Ciò dovrebbe valere nel caso in cui siano stati effettuati interventi per i quali si è beneficiato del superbonus a prescindere dalla sua misura (110%, 90%, 70% o 65%) e a prescindere dal fatto che la detrazione sia stata fruita nella sua forma naturale direttamente nella dichiarazione dei redditi o che si sia optato per la sua cessione o per lo sconto sul corrispettivo, di cui all’art. 121 del DL 34/2020.
Sono esplicitamente esclusi “gli immobili acquisiti per successione e quelli che siano stati adibiti ad abitazione principale del cedente o dei suoi familiari per la maggior parte dei dieci anni antecedenti alla cessione o, qualora tra la data di acquisto o di costruzione e la cessione sia decorso un periodo inferiore a cinque anni, per la maggior parte di tale periodo”.
Affinché l’unità immobiliare ceduta possa essere considerata abitazione principale, quindi, non sembra rilevare l’utilizzo fatto dal detentore della medesima unità (si veda “Dalla plusvalenza post superbonus salvi gli immobili avuti per successione” del 6 novembre 2023).
Calcolo dei costi inerenti
Per il calcolo della plusvalenza, il disegno di legge di bilancio 2024 prevede regole diverse con riguardo alle modalità di determinazione dei costi inerenti l’unità immobiliare ceduta sulla quale sono stati effettuati gli interventi agevolati con il superbonus.
Modificando l’art. 68 comma 1 del TUIR, infatti, viene stabilito che:
- se gli interventi superbonus sono conclusi da non più di 5 anni all’atto di cessione, non si tiene conto delle spese relative a tali interventi, qualora si sia fruito dell’incentivo nella misura del 110% e siano state esercitate le opzioni di cessione del credito relativo alla detrazione spettante o dello “sconto sul corrispettivo”, di cui all’art. 121 comma 1 lett. a) e b) del DL 34/2020;
- se gli interventi superbonus sono conclusi da più di 5 anni, ma entro i 10 anni all’atto di cessione, si tiene conto del 50% delle spese se si è fruito dell’agevolazione nella misura del 110% e se sono state esercitate le suddette opzioni di cessione o sconto.
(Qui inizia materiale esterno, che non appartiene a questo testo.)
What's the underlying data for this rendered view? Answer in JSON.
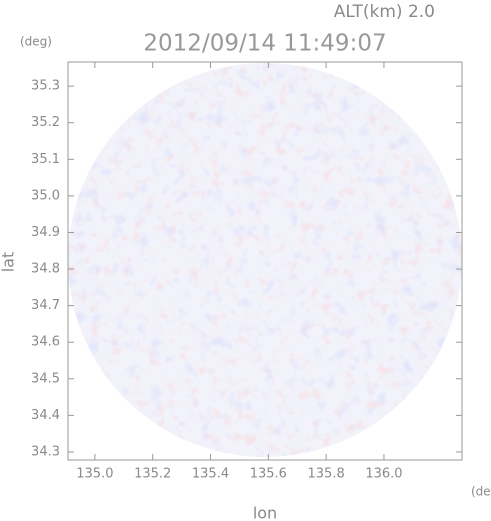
{
  "chart_data": {
    "type": "radar-image",
    "title": "2012/09/14 11:49:07",
    "altitude_label": "ALT(km) 2.0",
    "y_unit": "(deg)",
    "x_unit": "(deg)",
    "xlabel": "lon",
    "ylabel": "lat",
    "xlim": [
      134.907,
      136.27
    ],
    "ylim": [
      34.278,
      35.366
    ],
    "xticks": [
      {
        "value": 135,
        "label": "135.0"
      },
      135.2,
      135.4,
      135.6,
      135.8,
      {
        "value": 136,
        "label": "136.0"
      }
    ],
    "yticks": [
      34.3,
      34.4,
      34.5,
      34.6,
      34.7,
      34.8,
      34.9,
      {
        "value": 35,
        "label": "35.0"
      },
      35.1,
      35.2,
      35.3
    ]
  }
}
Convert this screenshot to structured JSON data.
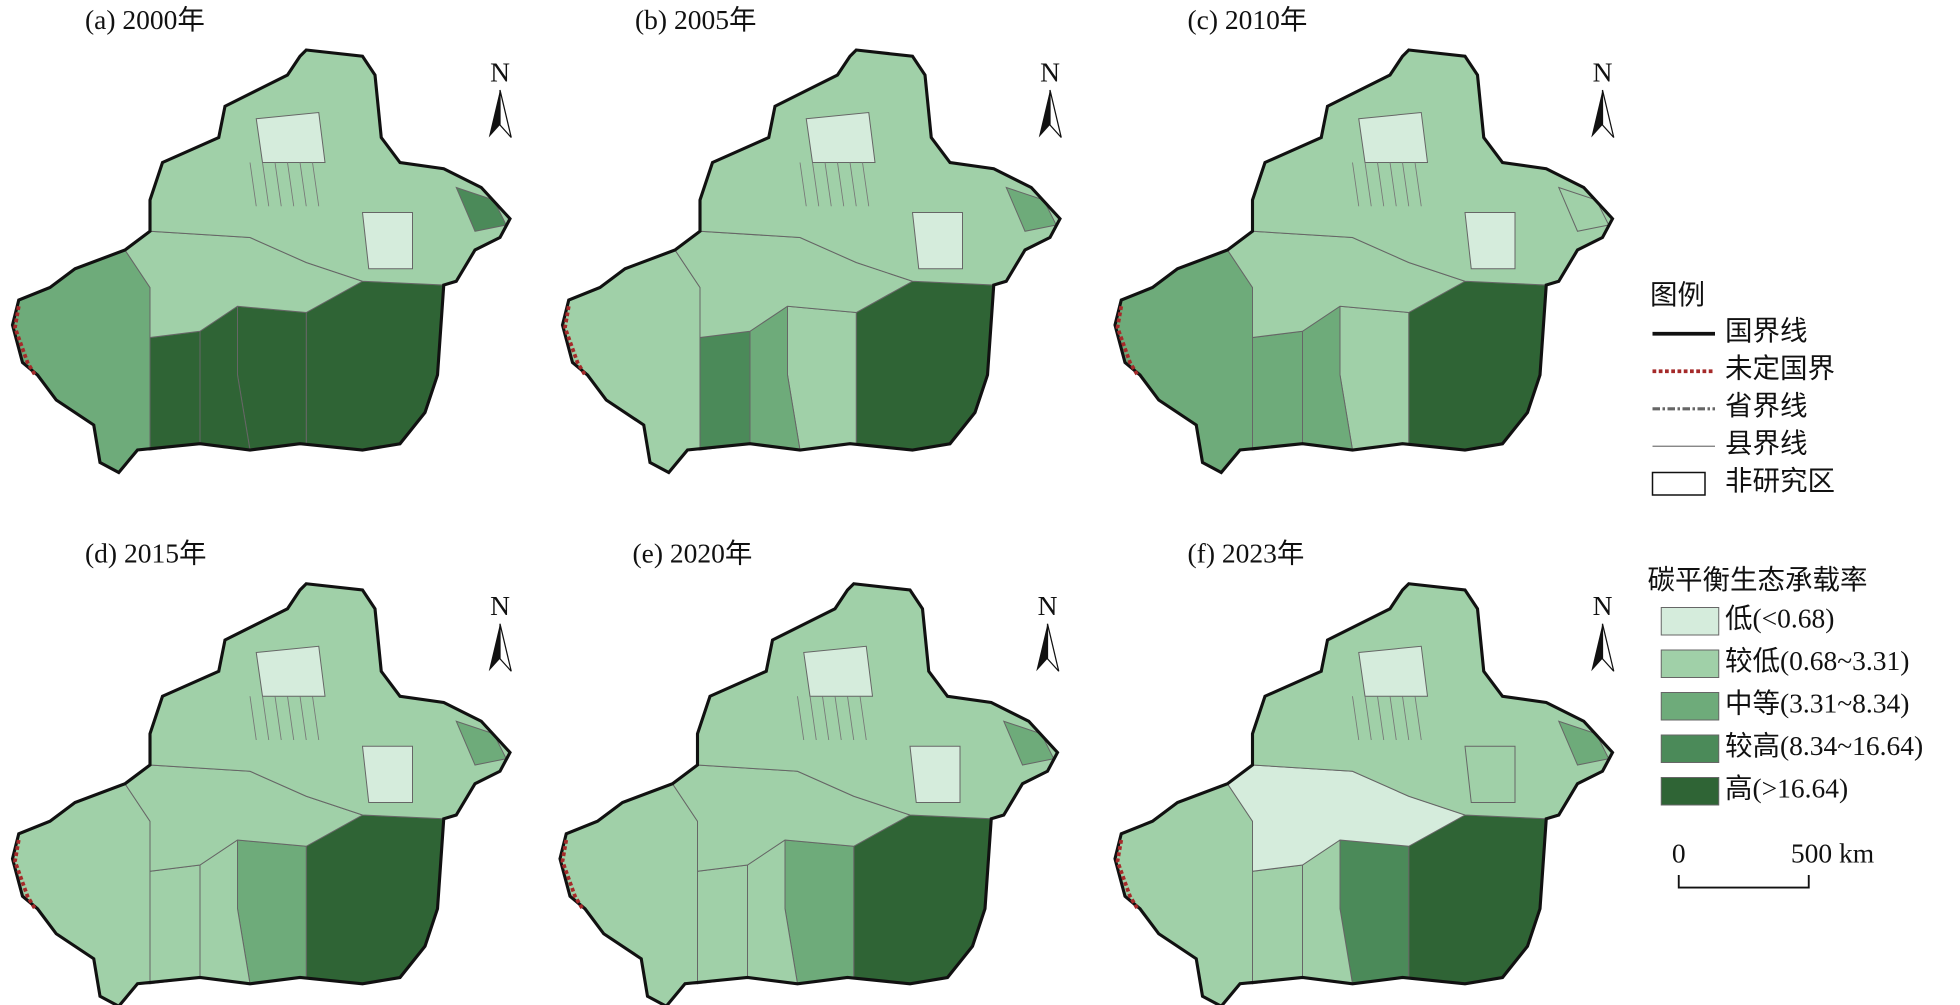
{
  "panels": [
    {
      "title": "(a) 2000年",
      "region_classes": [
        4,
        4,
        4,
        4,
        2,
        1,
        1,
        0,
        0,
        3
      ]
    },
    {
      "title": "(b) 2005年",
      "region_classes": [
        4,
        1,
        2,
        3,
        1,
        1,
        1,
        0,
        0,
        2
      ]
    },
    {
      "title": "(c) 2010年",
      "region_classes": [
        4,
        1,
        2,
        2,
        2,
        1,
        1,
        0,
        0,
        1
      ]
    },
    {
      "title": "(d) 2015年",
      "region_classes": [
        4,
        2,
        1,
        1,
        1,
        1,
        1,
        0,
        0,
        2
      ]
    },
    {
      "title": "(e) 2020年",
      "region_classes": [
        4,
        2,
        1,
        1,
        1,
        1,
        1,
        0,
        0,
        2
      ]
    },
    {
      "title": "(f) 2023年",
      "region_classes": [
        4,
        3,
        1,
        1,
        1,
        0,
        1,
        0,
        1,
        2
      ]
    }
  ],
  "north_label": "N",
  "legend": {
    "title": "图例",
    "items": [
      "国界线",
      "未定国界",
      "省界线",
      "县界线",
      "非研究区"
    ],
    "class_title": "碳平衡生态承载率",
    "classes": [
      {
        "label": "低(<0.68)",
        "color": "#d5ecdc"
      },
      {
        "label": "较低(0.68~3.31)",
        "color": "#a0d0a8"
      },
      {
        "label": "中等(3.31~8.34)",
        "color": "#6eab7a"
      },
      {
        "label": "较高(8.34~16.64)",
        "color": "#4b8a59"
      },
      {
        "label": "高(>16.64)",
        "color": "#2f6435"
      }
    ]
  },
  "scale": {
    "labels": [
      "0",
      "500 km"
    ]
  }
}
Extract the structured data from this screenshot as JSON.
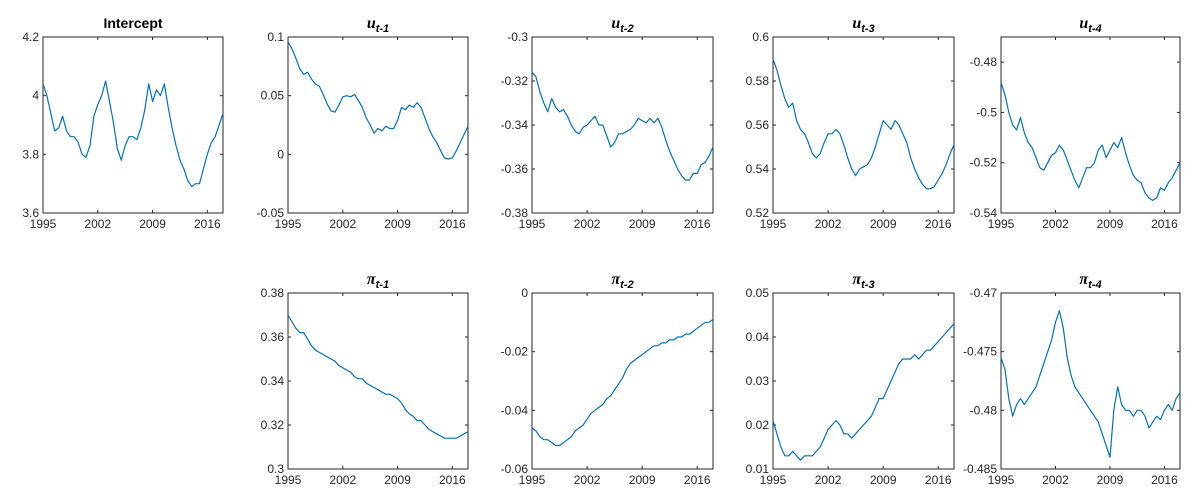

Ad esempio, si ipotizzi pari a 100.000 euro il costo di acquisto di un immobile (non abitazione principale) sul quale, nel corso del 2021, sono stati effettuati interventi con il superbonus del 110% per un importo di 160.000 euro per i quali si è optato per lo sconto sul corrispettivo.
Se entro 5 anni dal termine dei lavori l’immobile viene ceduto per 300.000 euro, la plusvalenza sarà pari a 200.000 euro (determinata dalla differenza tra 300.000 e 100.000 euro).
Se il medesimo immobile viene ceduto dopo 5 anni dall’ultimazione dei lavori, ma entro i 10 anni, la plusvalenza tassata sarà pari a 120.000 euro [300.000 euro – (100.000 euro + 80.000 euro)].
Rimane fermo che per gli stessi immobili acquisiti o costruiti, alla data della cessione, da oltre 5 anni, il prezzo di acquisto o il costo di costruzione, come sopra determinato, è rivalutato in base alla variazione dell’indice dei prezzi al consumo per le famiglie di operai e impiegati.
Alle suddette plusvalenze risulta possibile applicare l’imposta sostitutiva dell’IRPEF del 26%, di cui all’art. 1 comma 496 della L. 266/2005.
La norma non consente di comprendere chiaramente se gli immobili oggetto solo di interventi “trainanti” sulle parti comuni (condominiali e non) rientrino o meno nella nuova ipotesi di tassazione in caso di vendita della singola unità immobiliare sulla quale non sono stati effettuati interventi “trainati”. Al riguardo si attendono chiarimenti ufficiali.